Di Marco mi rimarranno sempre i suoi CD con scritto “Mack”, il sentirsi su Soulseek, le giornate passate su IRC, il Solero Smoover, la Pazzeria, Via Koch e il ricordo di tanti istanti indimenticabili. Con Marco ho condiviso anche alcuni momenti davvero stupidi, come in ogni buona amicizia che si rispetti. Stupidi come quando l’ho riportato dai genitori piuttosto ubriaco o come quando ha riportato a me a casa piuttosto ubriaco. Ci volevamo bene e ci aiutavamo.

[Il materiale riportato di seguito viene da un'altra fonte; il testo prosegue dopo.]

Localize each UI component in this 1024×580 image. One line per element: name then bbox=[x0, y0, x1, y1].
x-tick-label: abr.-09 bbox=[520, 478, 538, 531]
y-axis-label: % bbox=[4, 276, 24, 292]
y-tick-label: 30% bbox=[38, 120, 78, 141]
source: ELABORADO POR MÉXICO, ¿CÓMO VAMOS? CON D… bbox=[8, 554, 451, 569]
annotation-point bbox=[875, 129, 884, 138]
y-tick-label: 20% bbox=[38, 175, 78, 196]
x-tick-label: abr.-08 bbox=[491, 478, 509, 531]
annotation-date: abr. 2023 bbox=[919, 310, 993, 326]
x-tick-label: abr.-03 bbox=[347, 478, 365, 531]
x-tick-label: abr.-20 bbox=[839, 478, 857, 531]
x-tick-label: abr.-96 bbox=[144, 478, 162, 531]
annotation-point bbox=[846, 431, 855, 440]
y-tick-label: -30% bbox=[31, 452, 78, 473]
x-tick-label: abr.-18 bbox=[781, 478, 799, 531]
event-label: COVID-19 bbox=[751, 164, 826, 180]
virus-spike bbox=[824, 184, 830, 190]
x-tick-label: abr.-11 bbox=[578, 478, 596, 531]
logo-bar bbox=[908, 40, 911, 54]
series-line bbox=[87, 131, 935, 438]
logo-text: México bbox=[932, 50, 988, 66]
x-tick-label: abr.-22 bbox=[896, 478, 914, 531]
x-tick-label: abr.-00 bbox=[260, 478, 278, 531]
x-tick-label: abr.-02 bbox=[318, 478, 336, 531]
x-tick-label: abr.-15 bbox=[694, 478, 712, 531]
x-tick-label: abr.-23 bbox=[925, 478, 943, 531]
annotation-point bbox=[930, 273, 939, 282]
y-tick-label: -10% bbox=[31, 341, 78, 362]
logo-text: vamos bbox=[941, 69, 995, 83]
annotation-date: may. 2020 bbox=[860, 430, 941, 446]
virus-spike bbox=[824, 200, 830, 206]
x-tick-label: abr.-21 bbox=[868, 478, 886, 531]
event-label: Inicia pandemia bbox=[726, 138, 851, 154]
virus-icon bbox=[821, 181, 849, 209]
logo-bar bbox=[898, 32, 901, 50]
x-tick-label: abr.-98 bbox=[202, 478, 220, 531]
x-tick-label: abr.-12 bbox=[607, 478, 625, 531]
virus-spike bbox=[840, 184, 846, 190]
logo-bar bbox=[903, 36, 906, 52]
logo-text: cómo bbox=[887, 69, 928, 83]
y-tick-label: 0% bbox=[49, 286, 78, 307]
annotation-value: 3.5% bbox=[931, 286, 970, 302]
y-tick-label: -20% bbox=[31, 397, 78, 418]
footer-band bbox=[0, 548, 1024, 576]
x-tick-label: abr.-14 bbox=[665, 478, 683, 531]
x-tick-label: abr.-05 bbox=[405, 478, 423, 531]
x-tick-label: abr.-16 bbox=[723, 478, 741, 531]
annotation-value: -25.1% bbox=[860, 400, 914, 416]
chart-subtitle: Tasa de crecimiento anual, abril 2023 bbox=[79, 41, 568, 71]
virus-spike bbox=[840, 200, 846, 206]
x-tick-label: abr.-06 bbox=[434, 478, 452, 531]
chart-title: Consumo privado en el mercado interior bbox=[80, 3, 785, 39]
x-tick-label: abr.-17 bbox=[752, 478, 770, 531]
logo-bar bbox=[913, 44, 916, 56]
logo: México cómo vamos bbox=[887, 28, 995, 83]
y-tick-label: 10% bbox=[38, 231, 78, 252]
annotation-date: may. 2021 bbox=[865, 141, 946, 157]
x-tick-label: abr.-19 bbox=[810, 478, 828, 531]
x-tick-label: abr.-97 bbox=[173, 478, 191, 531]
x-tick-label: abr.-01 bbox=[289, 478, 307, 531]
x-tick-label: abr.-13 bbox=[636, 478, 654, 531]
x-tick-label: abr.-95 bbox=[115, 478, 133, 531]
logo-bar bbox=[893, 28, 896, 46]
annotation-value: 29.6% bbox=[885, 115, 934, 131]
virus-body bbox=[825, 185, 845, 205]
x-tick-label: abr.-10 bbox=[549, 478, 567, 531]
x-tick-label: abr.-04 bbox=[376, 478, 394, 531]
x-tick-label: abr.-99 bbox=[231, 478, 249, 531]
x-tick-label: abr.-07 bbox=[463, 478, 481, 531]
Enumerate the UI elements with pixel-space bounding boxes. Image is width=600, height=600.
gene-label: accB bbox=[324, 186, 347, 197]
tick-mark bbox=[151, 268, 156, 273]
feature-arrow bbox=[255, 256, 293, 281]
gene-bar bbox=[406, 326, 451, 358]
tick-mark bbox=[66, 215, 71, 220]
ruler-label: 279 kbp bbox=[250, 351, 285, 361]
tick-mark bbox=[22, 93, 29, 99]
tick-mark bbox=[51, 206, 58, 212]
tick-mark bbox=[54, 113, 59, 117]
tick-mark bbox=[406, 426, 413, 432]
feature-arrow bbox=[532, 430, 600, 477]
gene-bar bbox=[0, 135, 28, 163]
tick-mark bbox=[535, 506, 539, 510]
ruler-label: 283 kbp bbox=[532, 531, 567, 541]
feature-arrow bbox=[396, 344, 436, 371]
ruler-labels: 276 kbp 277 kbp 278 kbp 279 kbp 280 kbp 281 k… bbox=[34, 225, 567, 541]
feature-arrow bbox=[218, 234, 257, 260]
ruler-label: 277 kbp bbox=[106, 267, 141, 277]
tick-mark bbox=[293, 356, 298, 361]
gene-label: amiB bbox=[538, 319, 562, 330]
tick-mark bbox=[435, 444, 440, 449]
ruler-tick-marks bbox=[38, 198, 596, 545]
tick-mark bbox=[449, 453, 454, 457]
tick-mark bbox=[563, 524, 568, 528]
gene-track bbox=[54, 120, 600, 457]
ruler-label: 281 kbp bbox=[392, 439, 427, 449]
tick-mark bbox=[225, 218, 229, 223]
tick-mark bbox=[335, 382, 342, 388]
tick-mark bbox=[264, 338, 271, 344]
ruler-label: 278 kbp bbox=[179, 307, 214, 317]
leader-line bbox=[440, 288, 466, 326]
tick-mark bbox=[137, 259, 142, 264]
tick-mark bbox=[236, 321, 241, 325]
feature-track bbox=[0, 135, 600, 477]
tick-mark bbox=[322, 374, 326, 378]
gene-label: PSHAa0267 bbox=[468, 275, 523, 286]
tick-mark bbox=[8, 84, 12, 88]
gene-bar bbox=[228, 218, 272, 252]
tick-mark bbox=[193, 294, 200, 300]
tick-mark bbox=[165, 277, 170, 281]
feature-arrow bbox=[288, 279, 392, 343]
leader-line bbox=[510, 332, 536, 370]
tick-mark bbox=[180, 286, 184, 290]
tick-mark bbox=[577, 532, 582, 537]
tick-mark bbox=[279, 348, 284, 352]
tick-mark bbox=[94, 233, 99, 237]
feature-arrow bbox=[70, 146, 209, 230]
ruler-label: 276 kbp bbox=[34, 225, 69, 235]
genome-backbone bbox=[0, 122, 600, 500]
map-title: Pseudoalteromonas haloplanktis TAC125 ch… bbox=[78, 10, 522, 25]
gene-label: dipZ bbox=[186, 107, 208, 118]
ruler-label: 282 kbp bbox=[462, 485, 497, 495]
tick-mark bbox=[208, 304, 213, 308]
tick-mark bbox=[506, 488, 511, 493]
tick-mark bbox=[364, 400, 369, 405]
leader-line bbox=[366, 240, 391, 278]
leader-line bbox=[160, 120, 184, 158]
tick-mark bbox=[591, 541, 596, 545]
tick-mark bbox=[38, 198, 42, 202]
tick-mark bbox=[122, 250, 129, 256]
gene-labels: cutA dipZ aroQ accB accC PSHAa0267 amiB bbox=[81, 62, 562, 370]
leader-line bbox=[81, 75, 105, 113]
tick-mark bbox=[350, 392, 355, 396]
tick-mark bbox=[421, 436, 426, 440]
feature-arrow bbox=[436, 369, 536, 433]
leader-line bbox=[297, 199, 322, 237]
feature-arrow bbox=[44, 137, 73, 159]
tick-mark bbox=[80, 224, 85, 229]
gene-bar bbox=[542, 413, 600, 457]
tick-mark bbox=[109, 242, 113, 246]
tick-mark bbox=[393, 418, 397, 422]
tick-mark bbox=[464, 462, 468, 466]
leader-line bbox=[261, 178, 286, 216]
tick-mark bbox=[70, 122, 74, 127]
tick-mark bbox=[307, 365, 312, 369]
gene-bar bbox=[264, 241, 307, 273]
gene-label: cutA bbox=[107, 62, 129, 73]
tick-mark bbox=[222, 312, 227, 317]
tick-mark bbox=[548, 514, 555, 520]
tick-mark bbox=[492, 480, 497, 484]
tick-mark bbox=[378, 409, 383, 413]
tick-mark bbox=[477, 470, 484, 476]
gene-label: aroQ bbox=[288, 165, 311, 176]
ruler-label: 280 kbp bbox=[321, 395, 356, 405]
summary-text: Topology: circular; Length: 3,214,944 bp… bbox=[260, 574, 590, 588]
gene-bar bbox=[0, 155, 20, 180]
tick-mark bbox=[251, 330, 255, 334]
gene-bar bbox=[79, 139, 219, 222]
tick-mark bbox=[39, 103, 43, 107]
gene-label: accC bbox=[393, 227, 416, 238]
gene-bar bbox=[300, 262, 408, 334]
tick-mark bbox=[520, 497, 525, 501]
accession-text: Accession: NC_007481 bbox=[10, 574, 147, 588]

La scorsa notte Marco se n’è andato e con lui se ne va un pezzo di me. Non avrei mai pensato quale sarebbe stata l’ultima cosa che ci saremmo detti. Io gli ho mandato una foto di una tazzina con scritto Danesi, trovata a Berlino. Scherzavamo spesso sul “Danesi”, che usava(mo) come sinonimo di caffè. Lui ieri mi ha risposto con il suo solito “Buahahahahaha”. Apparentemente felice, positivo.

Tre ore dopo, sarebbe morto, ma io lo ricorderò per sempre così: felice, che ride.

Quasi paradossale quel che ci dicemmo qualche giorno fa, parlando di linguaggi di programmazione, di Go e di Rust. Marco mi disse “Avrei bisogno di tempo infinito, Rafè.”.

Ora ce l’hai Marco. Non ti dimenticherò mai.